Faço Amor ou Não com Ele?

Viviane Freitas

  • 21
  • Mar
  • 2011

Faço Amor ou Não com Ele?

  • 21
  • Mar
  • 2011

Que pergunta, hein! Para quem é solteira e vive esta questão ou dilema diariamente

confrontando primeiramente as suas carências e necessidades, fica ardendo de paixão por dentro mas quando coloca a cabeça no travesseiro, ou em um momento tranquilo, e a consciência fala bem alto:

“O que será de mim quando eu me entregar à ele?Será que serei a mesma? Será que vou mudar para melhor ou para pior? E o amanhã, como será?”

A resposta a essas indagações vêm com toda rapidez dizendo: “Mas se eu não me lançar nos braços dele, ele vai buscar outra mulher! Serei a boba na história! É melhor mesmo prende-lo antes que seja tarde demais!”

A sensação de aventura, os filmes, e a sociedade instigam a uma resposta imediata, impensada. É… se todo mundo faz, por quê vou ficar para trás?

Realmente, nos dias atuais, quem não faz é careta! Mas afinal, a quem devo prestar contas da minha vida? A sociedade? As amigas? Quem vai arcar com as conseqüências para o resto da vida, sou eu! Não é? Então por quê ir pelo que diz a sociedade?

Eu não creio que seja útil para uma adolescente entregar-se. Ou uma mulher adulta, que vive descompromissadamente, sendo usada e jogada fora. Cadê o valor?

Se a sociedade não valoriza, não me importo. Vou mesmo contra a opinião da sociedade, porque quero um futuro estruturado. Dou importância ao meu pensamento, que me traz estabilidade para dia de amanhã, sem medo, sem receio de satisfazer o meu desejo ardente.

Quem já deixou-se ser usada, ou já se entregou à uma pessoa que ama, mas com quem não tem um compromisso, não pode esperar ou exigir muito do outro, porque ambos estão livres para fazer suas escolhas. Podem ser livres para gostar ou sentir atração por outras pessoas. Podem ser livres de uma hora para outra, enjoar-se e deixar aquela tão “fulminante paixão” para trás.

Minha história de amor é maravilhosa!
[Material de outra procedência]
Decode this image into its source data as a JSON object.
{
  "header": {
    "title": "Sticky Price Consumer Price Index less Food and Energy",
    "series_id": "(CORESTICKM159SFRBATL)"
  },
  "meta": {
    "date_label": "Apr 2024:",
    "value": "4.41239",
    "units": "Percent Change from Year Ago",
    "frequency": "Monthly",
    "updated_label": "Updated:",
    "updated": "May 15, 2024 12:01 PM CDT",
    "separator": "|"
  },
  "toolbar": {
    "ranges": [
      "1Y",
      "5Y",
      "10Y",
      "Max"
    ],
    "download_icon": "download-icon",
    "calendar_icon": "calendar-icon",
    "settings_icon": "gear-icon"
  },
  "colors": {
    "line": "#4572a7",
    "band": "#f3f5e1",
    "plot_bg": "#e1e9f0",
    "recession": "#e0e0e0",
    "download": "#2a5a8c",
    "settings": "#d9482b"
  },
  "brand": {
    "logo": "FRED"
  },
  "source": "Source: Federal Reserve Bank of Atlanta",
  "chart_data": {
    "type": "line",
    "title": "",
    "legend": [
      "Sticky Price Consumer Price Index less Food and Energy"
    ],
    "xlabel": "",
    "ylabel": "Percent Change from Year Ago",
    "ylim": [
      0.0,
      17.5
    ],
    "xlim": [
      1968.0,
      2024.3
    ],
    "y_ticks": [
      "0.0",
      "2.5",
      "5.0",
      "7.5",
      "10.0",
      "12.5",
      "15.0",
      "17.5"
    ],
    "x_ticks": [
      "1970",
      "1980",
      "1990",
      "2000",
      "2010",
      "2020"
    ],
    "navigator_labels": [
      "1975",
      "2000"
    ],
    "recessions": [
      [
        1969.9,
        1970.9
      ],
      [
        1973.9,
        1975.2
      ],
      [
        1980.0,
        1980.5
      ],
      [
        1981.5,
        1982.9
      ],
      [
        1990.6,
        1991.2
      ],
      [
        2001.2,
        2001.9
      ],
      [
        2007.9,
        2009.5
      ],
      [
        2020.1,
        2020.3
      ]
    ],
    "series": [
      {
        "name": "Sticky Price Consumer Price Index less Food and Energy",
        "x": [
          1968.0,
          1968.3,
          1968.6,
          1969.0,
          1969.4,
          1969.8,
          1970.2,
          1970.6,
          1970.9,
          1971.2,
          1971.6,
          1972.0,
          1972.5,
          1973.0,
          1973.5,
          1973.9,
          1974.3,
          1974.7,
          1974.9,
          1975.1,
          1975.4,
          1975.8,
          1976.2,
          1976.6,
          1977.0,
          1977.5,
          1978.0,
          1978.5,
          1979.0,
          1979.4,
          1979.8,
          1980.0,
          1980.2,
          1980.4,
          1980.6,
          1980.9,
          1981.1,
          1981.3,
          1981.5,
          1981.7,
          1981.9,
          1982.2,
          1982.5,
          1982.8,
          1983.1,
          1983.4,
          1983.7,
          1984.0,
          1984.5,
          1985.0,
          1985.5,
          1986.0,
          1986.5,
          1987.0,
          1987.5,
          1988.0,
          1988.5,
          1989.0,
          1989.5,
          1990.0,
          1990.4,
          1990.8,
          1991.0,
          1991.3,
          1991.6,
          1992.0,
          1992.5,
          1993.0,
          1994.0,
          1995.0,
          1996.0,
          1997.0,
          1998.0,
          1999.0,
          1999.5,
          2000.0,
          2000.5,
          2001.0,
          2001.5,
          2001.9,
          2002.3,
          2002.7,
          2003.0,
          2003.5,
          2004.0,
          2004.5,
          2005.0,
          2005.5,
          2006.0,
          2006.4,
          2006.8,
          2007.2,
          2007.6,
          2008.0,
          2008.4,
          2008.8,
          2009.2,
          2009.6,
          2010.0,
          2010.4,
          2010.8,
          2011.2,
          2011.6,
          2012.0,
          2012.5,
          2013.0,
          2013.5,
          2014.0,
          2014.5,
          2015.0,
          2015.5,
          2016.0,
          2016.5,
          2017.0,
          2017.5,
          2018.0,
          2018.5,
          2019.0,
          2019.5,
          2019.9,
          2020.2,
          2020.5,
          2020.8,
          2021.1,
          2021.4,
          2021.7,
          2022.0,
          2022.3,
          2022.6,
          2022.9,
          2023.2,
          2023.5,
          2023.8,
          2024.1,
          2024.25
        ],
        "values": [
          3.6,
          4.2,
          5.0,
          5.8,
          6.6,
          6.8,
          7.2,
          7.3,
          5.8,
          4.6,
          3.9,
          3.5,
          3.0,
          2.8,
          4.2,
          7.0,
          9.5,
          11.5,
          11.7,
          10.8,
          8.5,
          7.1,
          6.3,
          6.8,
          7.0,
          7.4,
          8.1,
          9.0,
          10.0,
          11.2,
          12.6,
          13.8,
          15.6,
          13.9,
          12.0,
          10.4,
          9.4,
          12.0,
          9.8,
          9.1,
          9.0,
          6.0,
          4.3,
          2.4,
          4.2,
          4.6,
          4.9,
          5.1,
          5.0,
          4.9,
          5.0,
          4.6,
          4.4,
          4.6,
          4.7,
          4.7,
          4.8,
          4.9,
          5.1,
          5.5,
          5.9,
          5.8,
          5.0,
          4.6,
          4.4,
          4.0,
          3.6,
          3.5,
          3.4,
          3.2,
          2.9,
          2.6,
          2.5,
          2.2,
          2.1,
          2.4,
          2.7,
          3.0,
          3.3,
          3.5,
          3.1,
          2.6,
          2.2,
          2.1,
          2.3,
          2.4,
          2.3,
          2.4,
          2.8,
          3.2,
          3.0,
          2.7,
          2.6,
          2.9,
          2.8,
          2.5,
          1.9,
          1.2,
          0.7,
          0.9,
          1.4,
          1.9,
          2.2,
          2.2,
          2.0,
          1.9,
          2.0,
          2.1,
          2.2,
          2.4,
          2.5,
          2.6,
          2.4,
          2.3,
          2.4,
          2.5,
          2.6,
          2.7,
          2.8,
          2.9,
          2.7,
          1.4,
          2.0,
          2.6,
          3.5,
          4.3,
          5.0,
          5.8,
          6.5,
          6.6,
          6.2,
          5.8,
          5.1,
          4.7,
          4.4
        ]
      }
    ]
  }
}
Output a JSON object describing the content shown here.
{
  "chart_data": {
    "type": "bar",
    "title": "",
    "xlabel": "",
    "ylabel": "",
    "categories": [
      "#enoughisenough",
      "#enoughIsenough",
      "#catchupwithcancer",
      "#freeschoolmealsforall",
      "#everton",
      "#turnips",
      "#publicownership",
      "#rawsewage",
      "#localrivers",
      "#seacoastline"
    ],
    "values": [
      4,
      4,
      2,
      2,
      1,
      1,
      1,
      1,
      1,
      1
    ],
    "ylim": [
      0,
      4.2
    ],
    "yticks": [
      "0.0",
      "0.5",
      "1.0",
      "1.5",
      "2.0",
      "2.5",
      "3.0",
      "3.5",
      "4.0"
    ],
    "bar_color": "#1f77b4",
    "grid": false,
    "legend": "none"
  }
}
O único homem a quem me entreguei no dia do meu casamento me realizou desde aquele momento, como mulher, como também como pessoa. No princípio eu tinha muito ciúmes dele mas, com pouco tempo de casada (1 a 2 anos), aquilo foi eliminado. Pude constatar que o mesmo homem fiel que encontrei antes de me comprometer, que me respeitou, ainda leva essa personalidade intacta, de fidelidade, até hoje. Tive e obtive essa segurança, porque nós esperamos até o momento do nosso casamento.

Mas não quero dizer com isso que foi fácil! Não!!! Teve momentos em que sentia uma louca necessidade de entregar-me, mas foram naqueles momentos em que demonstramos um respeito mútuo, uma dignidade. O mais profundo é que isso revelou que tipo de pessoas éramos. Ficou evidente como reagiríamos no meio de um turbilhão de sentimentos avassaladores.

Agora imagine, se tudo fosse o oposto daquilo que escrevi, quantas mulheres ou maldades haveria na cabeça dele? E na minha? Um como o outro teriam exigências maldosas, porque havíamos vivido toda uma vida de bagunça e liberdade? Como ele seria capaz de trazer-me confiança em sua declaração de fidelidade? Em um dia apenas? E assim vice-versa.

Desconfiança, ciúmes e nosso passado estariam presentes em nossas vidas, porque não teríamos moral na história que travamos outrora (passado).

O homem ama conquistar o que é difícil! É a natureza dele..

Já sabe, não é?

Quer deixar ele loucamente apaixonado?

Não se entregue! Explicitamente quero dizer: Não faça amor!

Tenha esta meta na sua vida, porque quem realmente merece a sua entrega total, tem que provar quem. É através dos sentimentos avassaladores que vemos quem está disposto a renunciar por amor e respeito por você, até ao dia em que se comprometa contigo. Aí sim você vai descobrir a verdadeira intenção desse namoro e dessa paixão. É momentânea ou perpétua?

Quando vivenciamos as dificuldades, conhecemos bem melhor e mais profundamente quem somos realmente. Até então, tínhamos uma idéia da nossa pessoa, mas a dificuldade vem simplesmente para quebrar a ilusão que alimentávamos.